乳液水热碳化法制备空心碳球的工艺及机理研究

Hollow carbon spheres have many advantages of large inner space, low density, and high chemical stability etc., so they have great application potential in the fields of catalyst, batteries, gas separator, and so on. Because the common used preparation method is complex, environmentally harmful, and difficult to control the structure of product, in this project a new strategy for the synthesis of hollow carbon spheres is proposed by the combination of emulsion soft-template and hydrothermal carbonization. Using biomass as the raw material, emulsion droplet as the soft template, the carbon material is in-situ polymerized on the interface of oil and water by hydrothermal carbonization. By optimizing process and studying mechanism, the characteristics of hollow sphere can be precisely controlled. The research will be focused on the surface tension of droplet, the stabilizing thermodynamically conditions, the uniformity of droplet and the interface structure. The species of chemical bonds between carbon source and surfactant molecule and the formation mechanism of composite emulsion will be identified.
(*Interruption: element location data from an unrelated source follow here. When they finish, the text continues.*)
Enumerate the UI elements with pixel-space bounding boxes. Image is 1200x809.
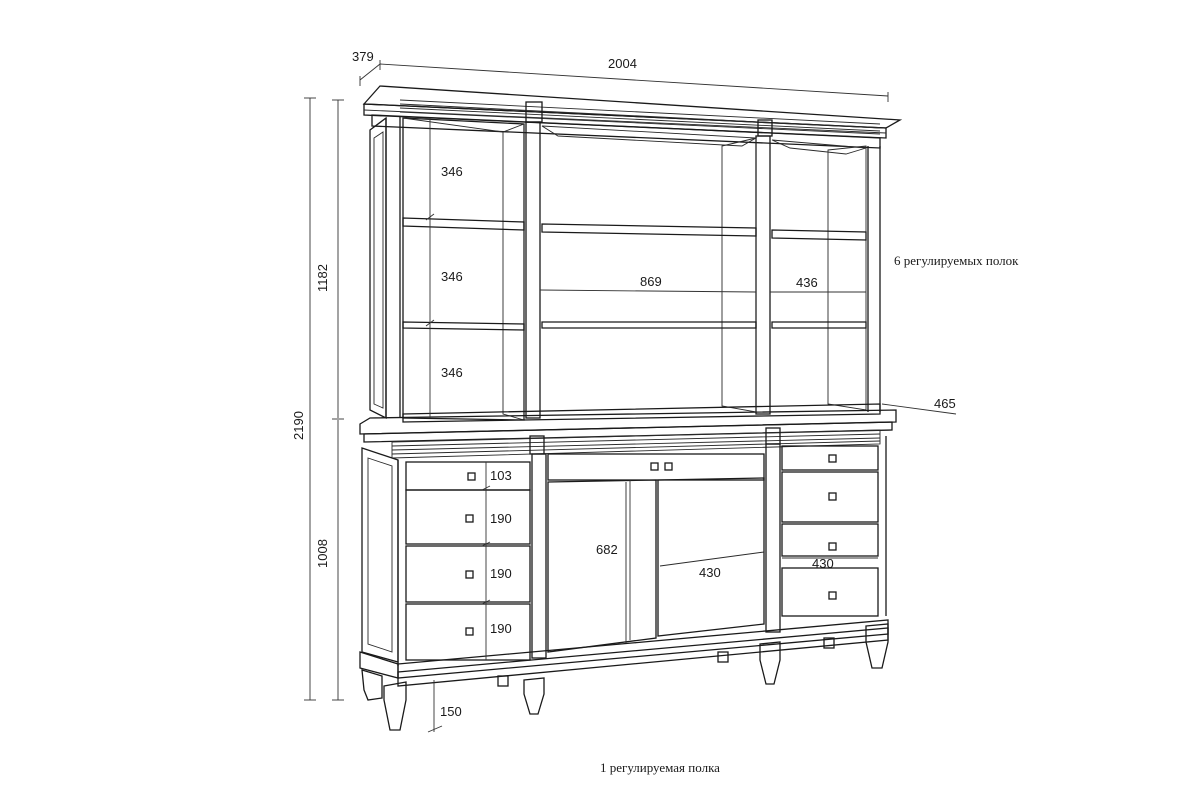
door-height-label: 682 <box>596 542 618 557</box>
center-width-label: 869 <box>640 274 662 289</box>
right-drawer-1[interactable] <box>782 472 878 522</box>
right-drawer-2[interactable] <box>782 524 878 556</box>
depth-label: 379 <box>352 49 374 64</box>
height-label: 2190 <box>291 411 306 440</box>
cornice-front <box>364 104 886 138</box>
center-left-door[interactable] <box>548 480 656 652</box>
upper-depth-label: 465 <box>934 396 956 411</box>
right-top-drawer[interactable] <box>782 446 878 470</box>
drawer-1-height-label: 190 <box>490 511 512 526</box>
lower-height-label: 1008 <box>315 539 330 568</box>
dimension-labels <box>291 49 956 719</box>
right-width-label: 436 <box>796 275 818 290</box>
lower-shelf-note: 1 регулируемая полка <box>600 760 720 775</box>
shelf-gap-3-label: 346 <box>441 365 463 380</box>
right-drawer-width-label: 430 <box>812 556 834 571</box>
shelf-gap-1-label: 346 <box>441 164 463 179</box>
upper-shelves-note: 6 регулируемых полок <box>894 253 1019 268</box>
top-drawer-height-label: 103 <box>490 468 512 483</box>
drawer-3-height-label: 190 <box>490 621 512 636</box>
leg-height-label: 150 <box>440 704 462 719</box>
drawer-2-height-label: 190 <box>490 566 512 581</box>
left-bay-back <box>403 118 524 420</box>
lower-left-side <box>362 448 398 662</box>
shelf-gap-2-label: 346 <box>441 269 463 284</box>
upper-height-label: 1182 <box>315 264 330 292</box>
plinth <box>360 652 398 678</box>
center-right-door[interactable] <box>658 478 764 636</box>
center-drawer-width-label: 430 <box>699 565 721 580</box>
width-label: 2004 <box>608 56 637 71</box>
upper-left-side <box>370 118 386 418</box>
center-top-drawer[interactable] <box>548 454 764 480</box>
According to colloid stability theory, the parameters like emulsifier, size distribution of droplet, density difference of two phases, charge, interfacial film, viscosity, and temperature will be studied. The emulsion interface instability law, and molecule transfer and deemulsification model will be established. The carbonization mechanism and the relation of emulsion, temperature and structure, composition will be identified. The aim of project is to facilely and reliably prepare hollow carbon spheres by biomass. This study will develop the understanding of hydrothermal carbonization mechanism, enrich the theory of emulsion, and finally promote the large-scale utilization of hollow carbon spheres.

空心碳球具有大内部空间、低密度、高化学稳定性等优点，广泛应用于催化剂、储能、气体分离等领域。本项目针对传统制备方法工艺流程复杂、碳源不可再生、结构控制困难的问题，提出将乳液软模板与水热碳化相结合构筑空心碳球的新思路，以生物质原料为碳源，乳液为软模板剂，在液滴的油/水两相界面处原位水热碳化聚合碳材料，经工艺优化和机理研究达到空心球特征的精确调控。重点研究液滴表面张力和热力学稳定条件，液滴均匀性和界面结构控制，明确乳液与碳源分子化学键类型和复合乳液形成机理；拟依据胶体稳定理论，分析乳化剂、液滴大小分布、两相密度差、电荷、界面膜、黏度和温度等参数，揭示乳液失稳化学界面过程规律，建立乳液分子转移和破乳模型；拟分析乳液水热碳化反应机制，确定乳液、温度等参数与产物结构、形态、成分的关系。本研究旨在实现生物质原料高效可控制备空心碳球，将加深对水热碳化的理解，丰富乳液稳定性理论，促进空心碳球的工业化推广。

空心碳球具有大内部空间、低密度、高化学稳定性等优点，广泛应用于催化剂、储能、气体分离等领域。本项目以三辛胺（TOA）为油相，水为溶剂，二茂铁为辅助剂，抗坏血酸（VC）为碳源，制备出空心碳球和碗形碳。与硬模板法相比，极大地缩短了反应时间，避免了去除模板时造成结构破坏。产物为水热碳质，表面富含含氧官能团，直径分布在1~2微米之间，内壁厚度仅为几十纳米，外壁厚约为100纳米。水热环境下，VC在TOA/水乳液液滴表面发生聚合反应，水热碳化生成一层富碳壳；由于乳液在高温下的不稳定性，碳壳内油相发生逃逸，产生指向球心内部的毛细力，一侧碳壳向内凹陷，形成空心碗形。TOA作为软模板剂，是形成空心结构的必要条件，TOA添加量直接影响乳液液滴的分布和产物的尺寸分布。反应温度同时对碳化反应和乳液的稳定性产生影响，温度过低，水热碳化反应无法触发，而温度过高时，乳液容易发生破乳，模板失效，碳源发生自形核，生成实心球产物。空心碗形碳电极的超级电容器具有较高的比电容、高的大电流电容保持率和循环稳定性。在1 A·g-1的电流密度下，比电容为103 F·g-1；在2 A·g-1电流密度下，循环5000次后，仍能维持96%的初始电容。本研究旨在实现生物质原料高效可控制备空心碳球，将加深对水热碳化的理解，丰富乳液稳定性理论，促进空心碳球的工业化推广。